Preissenkungen an Verbraucher weitergegeben
Konkrete Hinweise auf einen Missbrauch von Marktmacht durch die Unternehmen des LEH hat das Kartellamt andererseits laut eigenen Angaben nicht. Diese Erkenntnis stützt sich auf stichprobenhaft untersuchte Produktgruppen der weißen und gelben Linie. „Zumindest gibt es keine belastbaren Hinweise darauf, dass die Unternehmen des LEH die in Verhandlungen erzielten Preisvorteile nicht an die Verbraucher weitergeben“, heißt es in dem Papier. Die Kartellwächter wollen dies durch eine Analyse von Preisentwicklungen bei einzelnen Markenprodukten und Handelsmarken erkannt haben. Allerdings erleichterten dem LEH die Preisfindung bei Milchbasisprodukten und die ohnehin sehr hohe Markttransparenz über Preise und Mengen, seine Verhandlungsposition gegenüber den Molkereien durchzusetzen. Über den Bericht will das Kartellamt nun mit Marktteilnehmern diskutieren, die zu dem Papier in einem ersten Schritt bis zum 1. März Stellung beziehen können. Anschließend ist eine Anhörung geplant. Die Skepsis des Kartellamtes gegenüber der Transparenz am Markt stellt nicht nur Gepflogenheiten der Branche, sondern ein Stück weit auch gesetzliche Vorschriften in Frage. Schließlich gibt es in Deutschland und der Europäischen Union Meldevorschriften zur Weiterleitung von Marktdaten. Auch hat das Bundeslandwirtschaftsministerium im Zuge einer Ausschreibung erst kürzlich einen Großauftrag für die Agrarmarktinformations GmbH (AMI) zur Bereitstellung von Daten für mehr Markttransparenz und -analysen bewilligt.
Ermunterung für regionale Erzeugergemeinschaften
Das Verhältnis der Milcherzeuger zu den Molkereien ist laut dem Bericht durch ein Machtungleichgewicht zugunsten der Verarbeiter gekennzeichnet. Der Gesetzgeber habe zwar beispielsweise über die kartellrechtliche Freistellung regionaler Erzeugergemeinschaften verschiedene Möglichkeiten für die Milchviehhalter geschaffen, dem ein Gegengewicht entgegenzusetzen; dies werde von den Erzeugern bislang jedoch nur in sehr geringem Umfang und daher ohne erkennbare Marktwirkung genutzt.
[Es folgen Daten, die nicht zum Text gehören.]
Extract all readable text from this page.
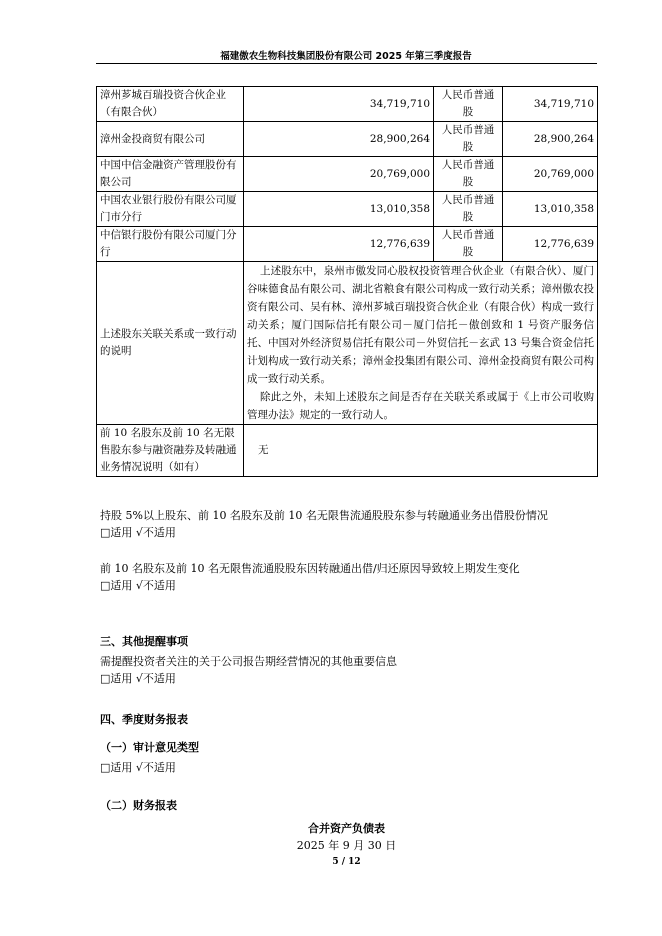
福建傲农生物科技集团股份有限公司 2025 年第三季度报告
漳州芗城百瑞投资合伙企业（有限合伙）	34,719,710	人民币普通股	34,719,710
漳州金投商贸有限公司	28,900,264	人民币普通股	28,900,264
中国中信金融资产管理股份有限公司	20,769,000	人民币普通股	20,769,000
中国农业银行股份有限公司厦门市分行	13,010,358	人民币普通股	13,010,358
中信银行股份有限公司厦门分行	12,776,639	人民币普通股	12,776,639
上述股东关联关系或一致行动的说明	上述股东中，泉州市傲发同心股权投资管理合伙企业（有限合伙）、厦门谷味德食品有限公司、湖北省粮食有限公司构成一致行动关系；漳州傲农投资有限公司、吴有林、漳州芗城百瑞投资合伙企业（有限合伙）构成一致行动关系；厦门国际信托有限公司－厦门信托－傲创致和 1 号资产服务信托、中国对外经济贸易信托有限公司－外贸信托－玄武 13 号集合资金信托计划构成一致行动关系；漳州金投集团有限公司、漳州金投商贸有限公司构成一致行动关系。
除此之外，未知上述股东之间是否存在关联关系或属于《上市公司收购管理办法》规定的一致行动人。		

前 10 名股东及前 10 名无限售股东参与融资融券及转融通业务情况说明（如有）	无		
持股 5%以上股东、前 10 名股东及前 10 名无限售流通股股东参与转融通业务出借股份情况
□适用 √不适用
前 10 名股东及前 10 名无限售流通股股东因转融通出借/归还原因导致较上期发生变化
□适用 √不适用
三、其他提醒事项
需提醒投资者关注的关于公司报告期经营情况的其他重要信息
□适用 √不适用
四、季度财务报表
（一）审计意见类型
□适用 √不适用
（二）财务报表
合并资产负债表
2025 年 9 月 30 日
5 / 12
Bisher sei es, vielleicht mit Ausnahme der Bayern-MeG, keiner Milcherzeugergemeinschaft gelungen, so große Mengen an Rohmilch zu bündeln, dass hierdurch eine spürbare Marktwirkung erzielt werde. Die Bayern-MeG vereinigt laut dem Bericht derzeit rund 9 000 Milcherzeuger mit einer jährlichen Milchmenge von rund 1,4 Mio t Milch. Die Bonner Wettbewerbshüter weisen darauf hin, dass alle landwirtschaftlichen Erzeugerbetriebe die Ausnahmen für den Agrarsektor im Kartellrecht für sich in Anspruch nehmen können. Sie müssten dafür auch nicht förmlich als Erzeugergemeinschaften anerkannt sein. Die Freistellung von §1 des Gesetzes gegen Wettbewerbsbeschränkungen gelte aber nur für solche Vereinbarungen, die keine Preisbindung enthalten und den Wettbewerb nicht ausschließen.
Absage an Marktabschottung
Nachdem das Kartellamt dem Bundesverband Deutscher Milchviehhalter (BDM) im Falle eines erneuten Streikaufrufs mit einem Bußgeldverfahren gedroht hatte, äußern sich die Wettbewerbshüter in ihrem neuen Bericht erwartungsgemäß kritisch zu Bestrebungen, Milchpreissteigerungen politisch durchzusetzen. Praktisch alle gegenwärtig diskutierten Maßnahmen zur flächendeckenden Erhöhung der Milchauszahlungspreise seien mit deutschem und europäischem Kartellrecht nicht vereinbar. Sie funktionierten nur dann, wenn der deutsche Markt ein in sich geschlossenes System wäre, das gegen Einflüsse des Weltmarktes und der europäischen Nachbarmärkte abgeschottet werden könnte. Wie jedoch gerade die Beispiele aus Frankreich, Spanien und der Schweiz zeigten, sei dies aufgrund der internationalen Verzahnung der Milchmärkte nicht erfolgversprechend. Angesichts der hohen Exportquote deutscher Molkereien wäre eine derartige Lösung wohl auch wirtschaftlich nicht wünschenswert, meint das Kartellamt.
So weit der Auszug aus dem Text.